Het rechter-commissaris stuurt stuk 1a gelet hierop retour aan de staatssecretaris, zodat deze kan beslissen of dit stuk al dan niet alsnog zonder gehele beperking van de kennisneming wordt ingebracht.
Documenten examenmethoden en documenten
4.1
De rechter-commissaris heeft tevens kennisgenomen van het door de staatssecretaris als vertrouwelijk ingediende stuk (2) betreffende examenmethoden en documenten, de daarbij gegeven motivering en de reactie van [naam] op dit verzoek tot geheimhouding. De staatssecretaris stelt zich in deze procedure op het standpunt dat de grondige kennis van die documenten getoetst dient te worden bij [naam] . Uitgaande van de juistheid van dit standpunt – de rechter-commissaris zal zich daarover niet uitlaten omdat dit mogelijk de kern van het geschil raakt – zal kennisneming door [naam] zelf dan inderdaad betekenen dat de beoordeling van [naam] als examinator niet meer zinvol is. In zoverre is beperking van de kennisneming dan ook gerechtvaardigd.
4.2
Daar staat tegenover dat, indien dit – zoals [naam] betoogt – inderdaad de kern van het geschil raakt, het recht op verdediging met zich brengt dat aan de zijde van [naam] enige vorm van kennisneming van deze documenten zou moeten kunnen plaatsvinden. Dit kan dan plaatsvinden door, analoog aan artikel 8:32, tweede lid, van de Awb, voorbehouden kennisneming door een door het College in overleg met partijen aan te wijzen gemachtigde. Voorbehouden kennisneming houdt daarbij in dat deze gemachtigde de kennis niet deelt met wie dan ook, zelfs niet met degene die hij vertegenwoordigt, maar zich daarover wel tegenover het College en de staatssecretaris mag uitlaten, op een wijze waarmee de vertrouwelijkheid van de gegevens gewaarborgd blijft.
4.3
De rechter-commissaris komt dan ook tot de slotsom dat, indien kennisneming van de documenten wordt voorbehouden aan een door het College aan te wijzen gemachtigde, de verzochte beperking van de kennisneming van stuk 2 voor het overige gerechtvaardigd is. Op de zitting van 9 mei 2023 kunnen hierover nadere afspraken worden gemaakt. Als [naam] zich tegen deze wijze van kennisneming verzet, dan is de gevraagde volledige beperking van de kennisneming wel gerechtvaardigd.

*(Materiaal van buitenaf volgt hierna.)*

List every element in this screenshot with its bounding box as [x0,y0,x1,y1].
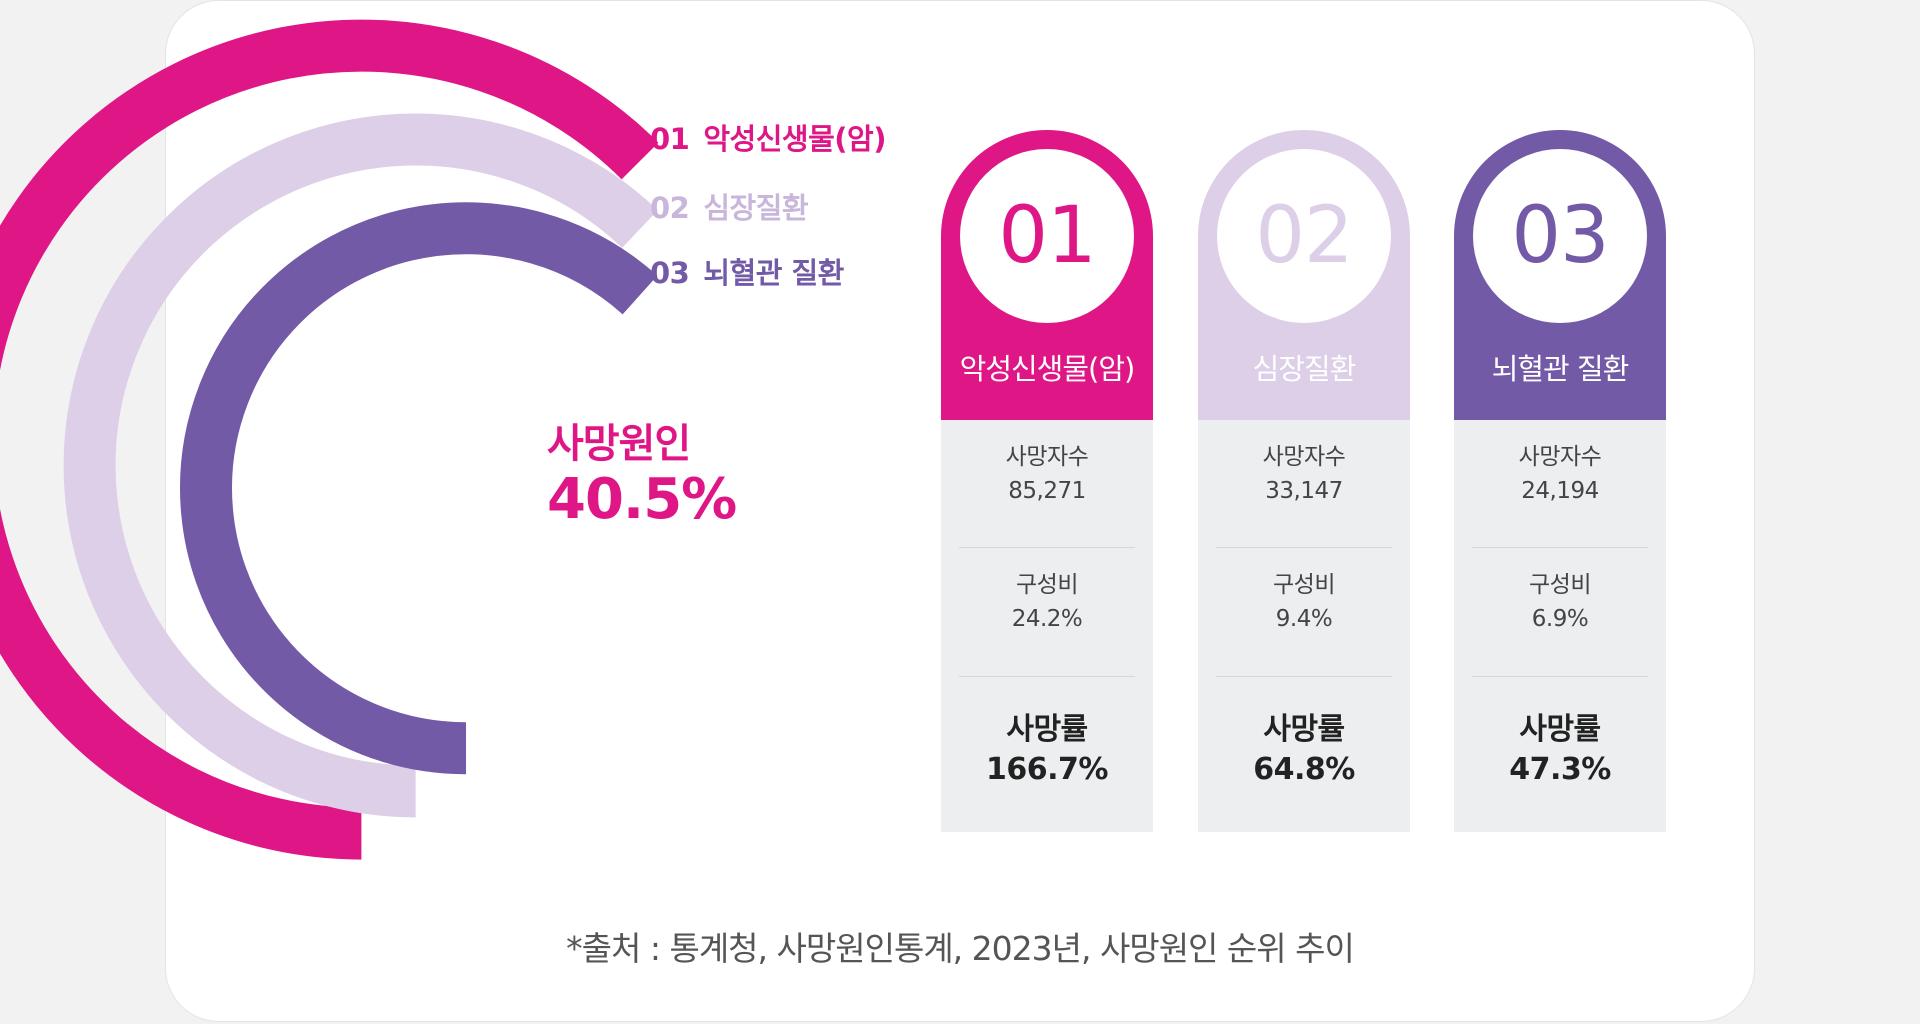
legend-item-cerebrovascular: 03 뇌혈관 질환 [650,250,844,292]
ratio-stat: 구성비 6.9% [1454,568,1666,636]
rate-stat: 사망률 166.7% [941,710,1153,790]
divider [959,676,1135,677]
ratio-label: 구성비 [1529,572,1591,598]
divider [1216,547,1392,548]
divider [1216,676,1392,677]
deaths-value: 33,147 [1265,478,1343,504]
legend-item-heart-disease: 02 심장질환 [650,185,809,227]
deaths-label: 사망자수 [1262,444,1346,470]
divider [959,547,1135,548]
legend-label: 뇌혈관 질환 [703,256,844,290]
rate-label: 사망률 [1263,712,1345,747]
cause-title: 뇌혈관 질환 [1491,352,1630,386]
deaths-label: 사망자수 [1518,444,1602,470]
rate-label: 사망률 [1006,712,1088,747]
cause-card-body: 사망자수 85,271 구성비 24.2% 사망률 166.7% [941,420,1153,832]
ratio-label: 구성비 [1016,572,1078,598]
cause-card-heart-disease: 02 심장질환 사망자수 33,147 구성비 9.4% 사망률 64.8% [1198,130,1410,832]
legend-item-cancer: 01 악성신생물(암) [650,116,886,158]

5. Het College kan alleen met toestemming van de andere partijen mede op de grondslag van die stukken uitspraak doen. Die toestemming is niet nodig voor een stuk dat een partij al kent. [naam] wordt verzocht om kenbaar te maken of hij ermee instemt dat het College mede op grondslag van de vertrouwelijke versie van stuk 1, en, met inachtneming van voorbehouden kennisneming door een door het College aan te wijzen gemachtigde, op de grondslag van stuk 2 uitspraak doet op het beroep.

Beslissing

De rechter-commissaris:
- beslist dat beperking van de kennisneming van de stuk 1 gerechtvaardigd is;
- beslist dat de door de staatssecretaris gewenste beperking van de kennisneming van stuk 1a niet gerechtvaardigd is;
- beslist dat de door de staatssecretaris gewenste beperking van de kennisneming van stuk 2 alleen gerechtvaardigd is, indien voorbehouden kennisneming door een door het College aan te wijzen gemachtigde kan plaatsvinden. Indien [naam] zich verzet tegen deze wijze van kennisneming is de gewenste beperking van de kennisneming wel gerechtvaardigd.
Aldus genomen door mr. J.H. de Wildt, in tegenwoordigheid van mr. Y.R. Boonstra-van Herwijnen als griffier, op .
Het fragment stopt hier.